SLAID CLEAVES
Sun OCT 13 @ 5:00pm
Tickets $22/advance
Slaid Cleaves. Grew up in Maine. Lives in Texas. Writes songs. Makes records. Travels around. Tries to be good.
“I tend to think of songs as the whiskey of writing. Distilled down to the essence, powerful, concentrated, immediate. You can take it all in and really feel it in just seconds.” — SLAID CLEAVES
The characters in Slaid Cleaves’ songs live in unglamorous reality. They work dead-end jobs, they run out of money, they grow old, they hold on to each other (or not), and they die. With an eye for the beauty in everyday life, he tells their stories, bringing a bit of empathy to their uncaring world.

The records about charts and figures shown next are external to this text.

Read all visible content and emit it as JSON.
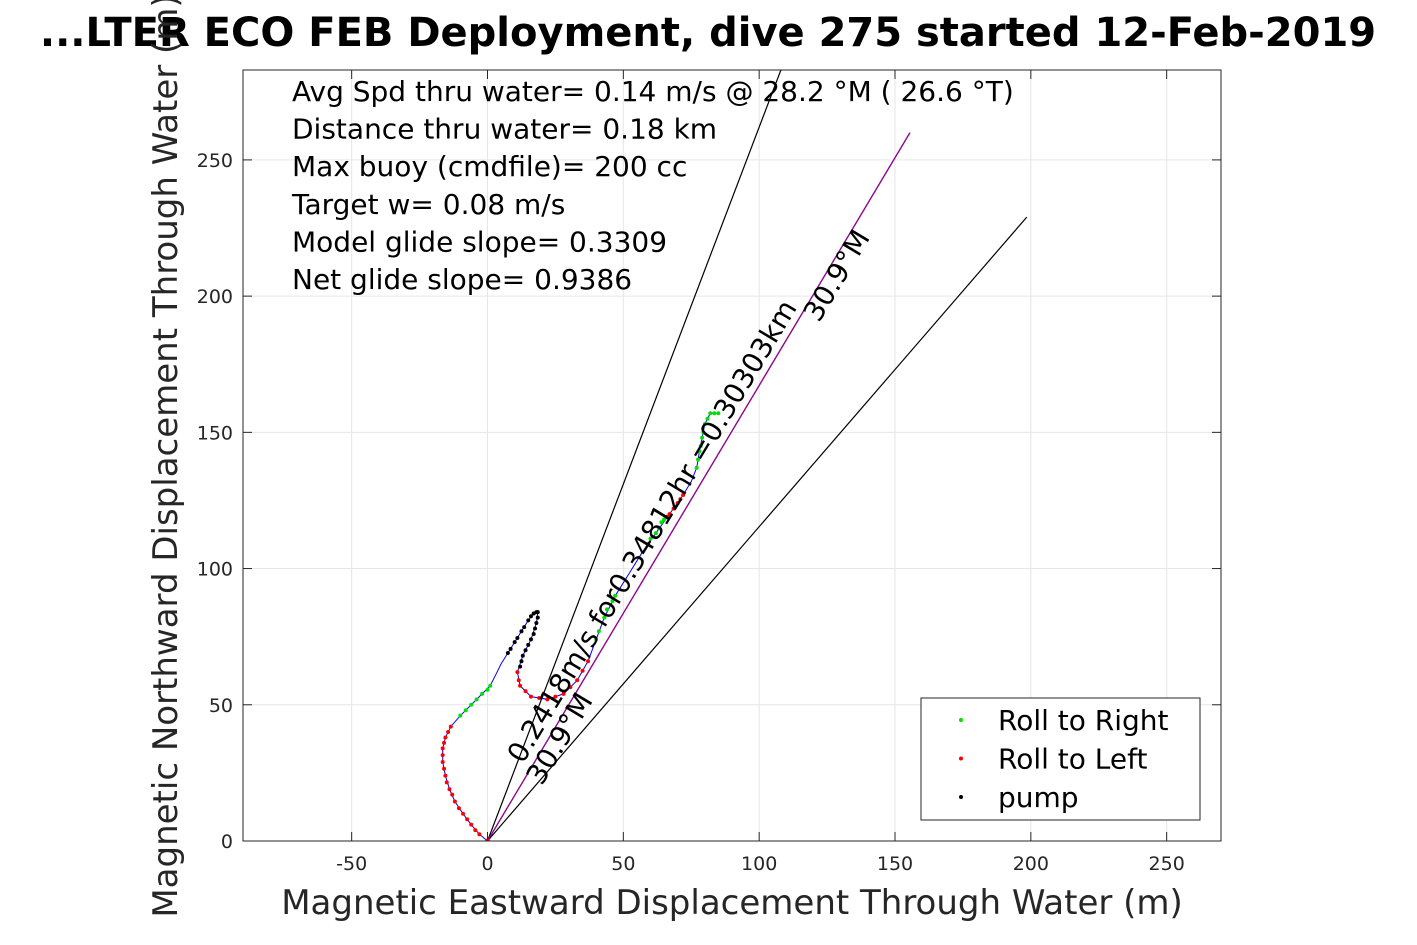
{
  "chart_data": {
    "type": "scatter",
    "title": "...LTER ECO FEB Deployment, dive 275 started 12-Feb-2019",
    "xlabel": "Magnetic Eastward Displacement Through Water (m)",
    "ylabel": "Magnetic Northward Displacement Through Water (m)",
    "xlim": [
      -90,
      270
    ],
    "ylim": [
      0,
      283
    ],
    "xticks": [
      -50,
      0,
      50,
      100,
      150,
      200,
      250
    ],
    "xtick_labels": [
      "-50",
      "0",
      "50",
      "100",
      "150",
      "200",
      "250"
    ],
    "yticks": [
      0,
      50,
      100,
      150,
      200,
      250
    ],
    "ytick_labels": [
      "0",
      "50",
      "100",
      "150",
      "200",
      "250"
    ],
    "grid": true,
    "legend_position": "bottom-right",
    "info_lines": [
      "Avg Spd thru water=  0.14 m/s @  28.2 °M ( 26.6 °T)",
      "Distance thru water=  0.18 km",
      "Max buoy (cmdfile)= 200 cc",
      "Target w= 0.08 m/s",
      "Model glide slope= 0.3309",
      "Net glide slope= 0.9386"
    ],
    "annotations": [
      {
        "text": "0.2418m/s for0.34812hr =0.30303km",
        "x": 13,
        "y": 28,
        "angle_deg": -59
      },
      {
        "text": "30.9°M",
        "x": 122,
        "y": 190,
        "angle_deg": -59
      },
      {
        "text": "30.9°M",
        "x": 20,
        "y": 20,
        "angle_deg": -59
      }
    ],
    "reference_lines": [
      {
        "name": "upper",
        "from": [
          0,
          0
        ],
        "to": [
          108,
          283
        ],
        "color": "#000000"
      },
      {
        "name": "heading",
        "from": [
          0,
          0
        ],
        "to": [
          155.5,
          260
        ],
        "color": "#000000"
      },
      {
        "name": "lower",
        "from": [
          0,
          0
        ],
        "to": [
          198.5,
          229
        ],
        "color": "#000000"
      }
    ],
    "heading_track": {
      "from": [
        0,
        0
      ],
      "to": [
        155.5,
        260
      ],
      "color": "#a000a0"
    },
    "track": {
      "color": "#0000ff",
      "points": [
        [
          0,
          0
        ],
        [
          -3,
          2.5
        ],
        [
          -6,
          6
        ],
        [
          -9,
          10
        ],
        [
          -12,
          14.5
        ],
        [
          -14,
          19
        ],
        [
          -15.5,
          24
        ],
        [
          -16.5,
          29
        ],
        [
          -16.5,
          34
        ],
        [
          -15.5,
          38
        ],
        [
          -14,
          41
        ],
        [
          -13.5,
          42
        ],
        [
          -10,
          46
        ],
        [
          -6,
          50
        ],
        [
          -2,
          54
        ],
        [
          1,
          57
        ],
        [
          3,
          61
        ],
        [
          5,
          65
        ],
        [
          7.5,
          69
        ],
        [
          10,
          73
        ],
        [
          12.5,
          77
        ],
        [
          15,
          81
        ],
        [
          17,
          83.5
        ],
        [
          18.5,
          84
        ],
        [
          18,
          80
        ],
        [
          16,
          74
        ],
        [
          13,
          68
        ],
        [
          11,
          62
        ],
        [
          12,
          57
        ],
        [
          16,
          53
        ],
        [
          22,
          52
        ],
        [
          28,
          54
        ],
        [
          33,
          59
        ],
        [
          37,
          66
        ],
        [
          40,
          74
        ],
        [
          43,
          82
        ],
        [
          47,
          90
        ],
        [
          52,
          98
        ],
        [
          57,
          106
        ],
        [
          62,
          113
        ],
        [
          67,
          120
        ],
        [
          72,
          127
        ],
        [
          75,
          132
        ],
        [
          77,
          137
        ],
        [
          78,
          143
        ],
        [
          79,
          148
        ],
        [
          80,
          153
        ],
        [
          82,
          157
        ],
        [
          85,
          157
        ]
      ]
    },
    "series": [
      {
        "name": "Roll to Right",
        "color": "#00e000",
        "points": [
          [
            -10,
            46
          ],
          [
            -8,
            48
          ],
          [
            -6,
            50
          ],
          [
            -4,
            52
          ],
          [
            -2,
            54
          ],
          [
            0,
            55.5
          ],
          [
            1,
            57
          ],
          [
            40,
            74
          ],
          [
            41,
            77
          ],
          [
            43,
            82
          ],
          [
            44,
            85
          ],
          [
            46,
            88
          ],
          [
            47,
            90
          ],
          [
            59,
            109
          ],
          [
            60,
            111
          ],
          [
            62,
            113
          ],
          [
            63,
            115
          ],
          [
            64,
            117
          ],
          [
            65,
            118
          ],
          [
            77,
            137
          ],
          [
            77.5,
            140
          ],
          [
            78,
            143
          ],
          [
            78.5,
            145
          ],
          [
            79,
            148
          ],
          [
            79.5,
            150
          ],
          [
            80,
            153
          ],
          [
            81,
            155
          ],
          [
            82,
            157
          ],
          [
            83.5,
            157
          ],
          [
            85,
            157
          ]
        ]
      },
      {
        "name": "Roll to Left",
        "color": "#ff0000",
        "points": [
          [
            -3,
            2.5
          ],
          [
            -4.5,
            4
          ],
          [
            -6,
            6
          ],
          [
            -7.5,
            8
          ],
          [
            -9,
            10
          ],
          [
            -10.5,
            12
          ],
          [
            -12,
            14.5
          ],
          [
            -13,
            17
          ],
          [
            -14,
            19
          ],
          [
            -15,
            21.5
          ],
          [
            -15.5,
            24
          ],
          [
            -16,
            26.5
          ],
          [
            -16.5,
            29
          ],
          [
            -16.5,
            31.5
          ],
          [
            -16.5,
            34
          ],
          [
            -16,
            36
          ],
          [
            -15.5,
            38
          ],
          [
            -14.5,
            40
          ],
          [
            -13.5,
            42
          ],
          [
            11,
            62
          ],
          [
            11.5,
            59
          ],
          [
            12,
            57
          ],
          [
            14,
            55
          ],
          [
            16,
            53
          ],
          [
            19,
            52.5
          ],
          [
            22,
            52
          ],
          [
            25,
            53
          ],
          [
            28,
            54
          ],
          [
            30.5,
            56.5
          ],
          [
            33,
            59
          ],
          [
            35,
            62.5
          ],
          [
            37,
            66
          ],
          [
            66,
            119
          ],
          [
            67,
            120
          ],
          [
            68.5,
            122
          ],
          [
            70,
            124
          ],
          [
            71,
            125.5
          ],
          [
            72,
            127
          ]
        ]
      },
      {
        "name": "pump",
        "color": "#000000",
        "points": [
          [
            7.5,
            69
          ],
          [
            8.5,
            70.5
          ],
          [
            10,
            73
          ],
          [
            11,
            74.5
          ],
          [
            12.5,
            77
          ],
          [
            13.5,
            78.5
          ],
          [
            15,
            81
          ],
          [
            16,
            82.5
          ],
          [
            17,
            83.5
          ],
          [
            18,
            84
          ],
          [
            18.5,
            84
          ],
          [
            18.5,
            82
          ],
          [
            18,
            80
          ],
          [
            17.5,
            78
          ],
          [
            17,
            76
          ],
          [
            16,
            74
          ],
          [
            15,
            72
          ],
          [
            14,
            70
          ],
          [
            13,
            68
          ],
          [
            12.5,
            66
          ],
          [
            12,
            64
          ]
        ]
      }
    ]
  }
}
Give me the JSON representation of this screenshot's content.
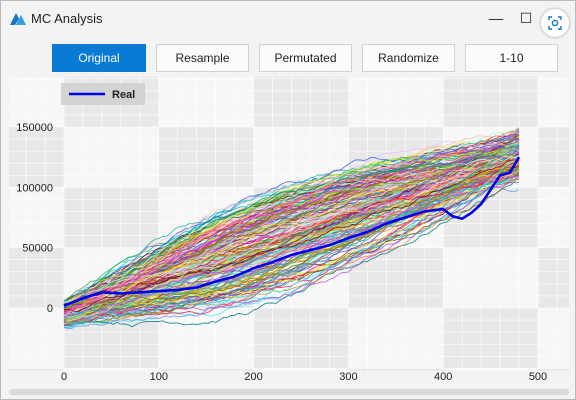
{
  "window": {
    "title": "MC Analysis",
    "minimize": "—",
    "maximize": "☐"
  },
  "toolbar": {
    "buttons": [
      "Original",
      "Resample",
      "Permutated",
      "Randomize",
      "1-10"
    ],
    "active": 0
  },
  "colors": {
    "accent": "#0a7bd5",
    "real_series": "#0000ee"
  },
  "chart_data": {
    "type": "line",
    "xlim": [
      0,
      500
    ],
    "ylim": [
      0,
      150000
    ],
    "x_ticks": [
      "0",
      "100",
      "200",
      "300",
      "400",
      "500"
    ],
    "y_ticks": [
      "0",
      "50000",
      "100000",
      "150000"
    ],
    "legend_position": "top-left",
    "grid": true,
    "series": [
      {
        "name": "Real",
        "x": [
          0,
          20,
          40,
          60,
          80,
          100,
          120,
          140,
          160,
          180,
          200,
          220,
          240,
          260,
          280,
          300,
          320,
          340,
          360,
          380,
          400,
          410,
          420,
          430,
          440,
          450,
          460,
          470,
          480
        ],
        "values": [
          2000,
          8000,
          13000,
          12000,
          13000,
          14000,
          15000,
          17000,
          22000,
          26000,
          33000,
          38000,
          44000,
          48000,
          52000,
          58000,
          63000,
          70000,
          75000,
          80000,
          82000,
          76000,
          74000,
          79000,
          86000,
          98000,
          110000,
          112000,
          125000
        ]
      }
    ],
    "simulations": {
      "count": 200,
      "x_end": 480,
      "start_range": [
        -15000,
        5000
      ],
      "end_range": [
        110000,
        145000
      ],
      "spread_max": 40000
    }
  }
}
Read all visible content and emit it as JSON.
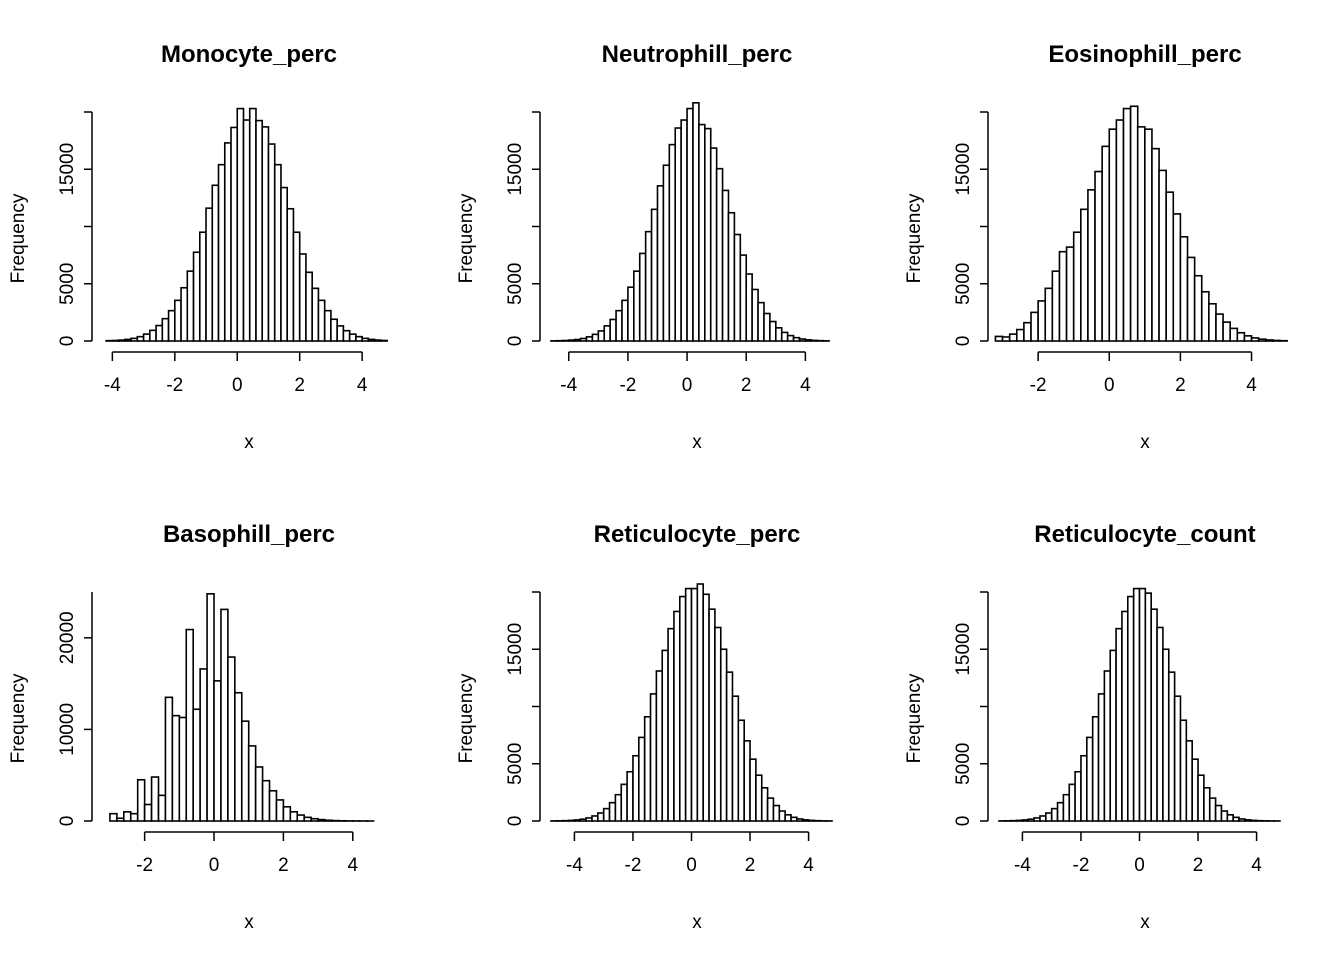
{
  "figure": {
    "layout": "2x3 grid of histograms"
  },
  "chart_data": [
    {
      "type": "bar",
      "title": "Monocyte_perc",
      "xlabel": "x",
      "ylabel": "Frequency",
      "xlim": [
        -4.3,
        4.7
      ],
      "ylim": [
        0,
        20000
      ],
      "xticks": [
        -4,
        -2,
        0,
        2,
        4
      ],
      "yticks": [
        0,
        5000,
        15000
      ],
      "bin_width": 0.2,
      "bin_start": -4.2,
      "values": [
        30,
        45,
        80,
        140,
        230,
        380,
        600,
        930,
        1350,
        1950,
        2650,
        3550,
        4650,
        6100,
        7750,
        9500,
        11600,
        13600,
        15400,
        17300,
        18650,
        20300,
        19300,
        20300,
        19250,
        18700,
        17200,
        15400,
        13400,
        11550,
        9500,
        7600,
        6000,
        4600,
        3550,
        2650,
        1900,
        1320,
        900,
        600,
        380,
        230,
        140,
        80,
        45,
        28,
        14,
        8
      ]
    },
    {
      "type": "bar",
      "title": "Neutrophill_perc",
      "xlabel": "x",
      "ylabel": "Frequency",
      "xlim": [
        -4.6,
        4.9
      ],
      "ylim": [
        0,
        20000
      ],
      "xticks": [
        -4,
        -2,
        0,
        2,
        4
      ],
      "yticks": [
        0,
        5000,
        15000
      ],
      "bin_width": 0.2,
      "bin_start": -4.6,
      "values": [
        15,
        25,
        45,
        80,
        130,
        220,
        360,
        580,
        880,
        1320,
        1880,
        2650,
        3550,
        4700,
        6100,
        7650,
        9550,
        11500,
        13550,
        15350,
        17150,
        18600,
        19300,
        20300,
        20800,
        18900,
        18550,
        16850,
        15050,
        13150,
        11200,
        9300,
        7500,
        5850,
        4500,
        3350,
        2400,
        1700,
        1150,
        750,
        470,
        290,
        170,
        100,
        55,
        30,
        15
      ]
    },
    {
      "type": "bar",
      "title": "Eosinophill_perc",
      "xlabel": "x",
      "ylabel": "Frequency",
      "xlim": [
        -3.1,
        4.8
      ],
      "ylim": [
        0,
        20000
      ],
      "xticks": [
        -2,
        0,
        2,
        4
      ],
      "yticks": [
        0,
        5000,
        15000
      ],
      "bin_width": 0.2,
      "bin_start": -3.2,
      "values": [
        400,
        350,
        600,
        1000,
        1600,
        2500,
        3500,
        4600,
        6100,
        7800,
        8200,
        9500,
        11500,
        13200,
        14800,
        17000,
        18500,
        19300,
        20300,
        20500,
        18700,
        18500,
        16800,
        14900,
        13000,
        11100,
        9100,
        7300,
        5700,
        4300,
        3250,
        2350,
        1650,
        1100,
        720,
        450,
        270,
        160,
        90,
        50,
        25,
        14,
        8,
        4,
        2,
        1,
        0
      ]
    },
    {
      "type": "bar",
      "title": "Basophill_perc",
      "xlabel": "x",
      "ylabel": "Frequency",
      "xlim": [
        -3.2,
        4.9
      ],
      "ylim": [
        0,
        25000
      ],
      "xticks": [
        -2,
        0,
        2,
        4
      ],
      "yticks": [
        0,
        10000,
        20000
      ],
      "bin_width": 0.2,
      "bin_start": -3.0,
      "values": [
        800,
        300,
        1000,
        800,
        4500,
        1800,
        4800,
        2800,
        13500,
        11500,
        11300,
        20900,
        12200,
        16600,
        24800,
        15300,
        23100,
        17900,
        14000,
        10900,
        8200,
        5900,
        4400,
        3300,
        2300,
        1550,
        1000,
        650,
        400,
        250,
        150,
        80,
        45,
        25,
        12,
        6,
        3,
        2
      ]
    },
    {
      "type": "bar",
      "title": "Reticulocyte_perc",
      "xlabel": "x",
      "ylabel": "Frequency",
      "xlim": [
        -4.8,
        4.8
      ],
      "ylim": [
        0,
        20000
      ],
      "xticks": [
        -4,
        -2,
        0,
        2,
        4
      ],
      "yticks": [
        0,
        5000,
        15000
      ],
      "bin_width": 0.2,
      "bin_start": -4.8,
      "values": [
        10,
        18,
        30,
        55,
        95,
        160,
        270,
        440,
        700,
        1080,
        1600,
        2300,
        3200,
        4300,
        5700,
        7300,
        9100,
        11100,
        13100,
        14900,
        16800,
        18300,
        19600,
        20300,
        20300,
        20700,
        19800,
        18500,
        16900,
        15000,
        13000,
        10900,
        8800,
        7000,
        5400,
        4000,
        2900,
        2000,
        1350,
        870,
        540,
        320,
        180,
        100,
        55,
        28,
        14,
        7
      ]
    },
    {
      "type": "bar",
      "title": "Reticulocyte_count",
      "xlabel": "x",
      "ylabel": "Frequency",
      "xlim": [
        -4.8,
        4.8
      ],
      "ylim": [
        0,
        20000
      ],
      "xticks": [
        -4,
        -2,
        0,
        2,
        4
      ],
      "yticks": [
        0,
        5000,
        15000
      ],
      "bin_width": 0.2,
      "bin_start": -4.8,
      "values": [
        10,
        18,
        30,
        55,
        95,
        160,
        270,
        440,
        700,
        1080,
        1600,
        2300,
        3200,
        4300,
        5700,
        7300,
        9100,
        11100,
        13100,
        14900,
        16800,
        18300,
        19600,
        20300,
        20300,
        19900,
        18500,
        16900,
        15000,
        13000,
        10900,
        8800,
        7000,
        5400,
        4000,
        2900,
        2000,
        1350,
        870,
        540,
        320,
        180,
        100,
        55,
        28,
        14,
        7,
        3
      ]
    }
  ]
}
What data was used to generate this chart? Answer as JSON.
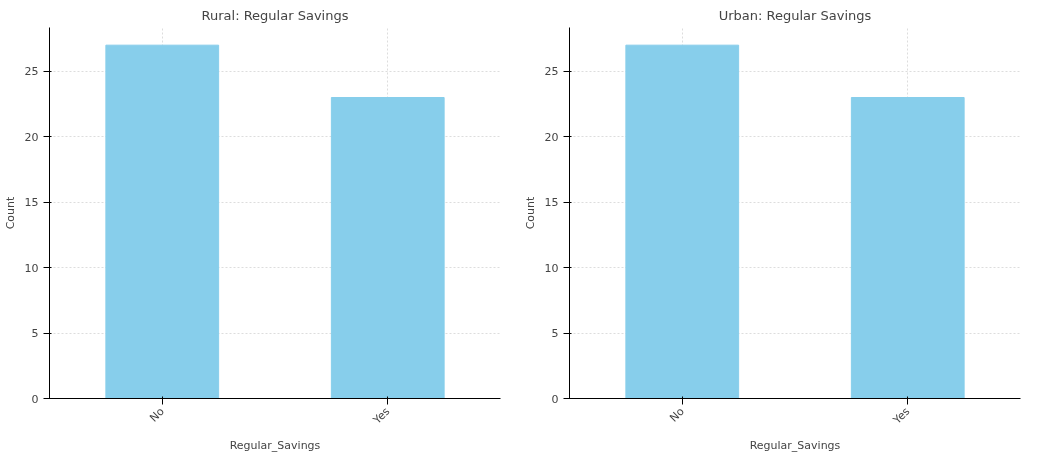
{
  "chart_data": [
    {
      "type": "bar",
      "title": "Rural: Regular Savings",
      "xlabel": "Regular_Savings",
      "ylabel": "Count",
      "categories": [
        "No",
        "Yes"
      ],
      "values": [
        27,
        23
      ],
      "color": "#87ceeb",
      "ylim": [
        0,
        28.35
      ],
      "yticks": [
        0,
        5,
        10,
        15,
        20,
        25
      ],
      "grid": true
    },
    {
      "type": "bar",
      "title": "Urban: Regular Savings",
      "xlabel": "Regular_Savings",
      "ylabel": "Count",
      "categories": [
        "No",
        "Yes"
      ],
      "values": [
        27,
        23
      ],
      "color": "#87ceeb",
      "ylim": [
        0,
        28.35
      ],
      "yticks": [
        0,
        5,
        10,
        15,
        20,
        25
      ],
      "grid": true
    }
  ]
}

On “Take Home Pay,” co-written with longtime friend Rod Picott, Cleaves sings from the perspective of an aging manual laborer, fighting looming regret and sadness with stubborn resiliency (and opioid use).
A couple hundred is all I need
If I have to, I’ll hit the blood bank
I’m bone dry but I can always bleed
I got some Oxy to keep me moving
It slowly takes some things away
The only thing I was scared of losing
She packed up and left today”
“As befits the times we live in, there’s a heavy dose of disappointment and disillusion here,” he says. But somehow, through the worst of it, optimism remains, as if to say, “Yeah, things are pretty bad out there. But there’s still some good stuff if you know where to look.”
One place his characters find solace is with each other. Traditional love songs are not often found on a Slaid Cleaves record. Here he approaches the subject less as a romantic gesture, and more as a world-weary appreciation of the one who’s seen you through thick and thin, as in the song “So Good to Me.”
Slings and arrows we did suffer
Scars, we’ve got a few, but who has not
Words of love and words of anger
Times of peace and times of danger
Never take for granted what we’ve got”
Described as “terse, clear and heartfelt” (NPR Fresh Air), his songs speak to timeless truths. “I’m not an innovator. I’m more of a keeper of the flame,” he says.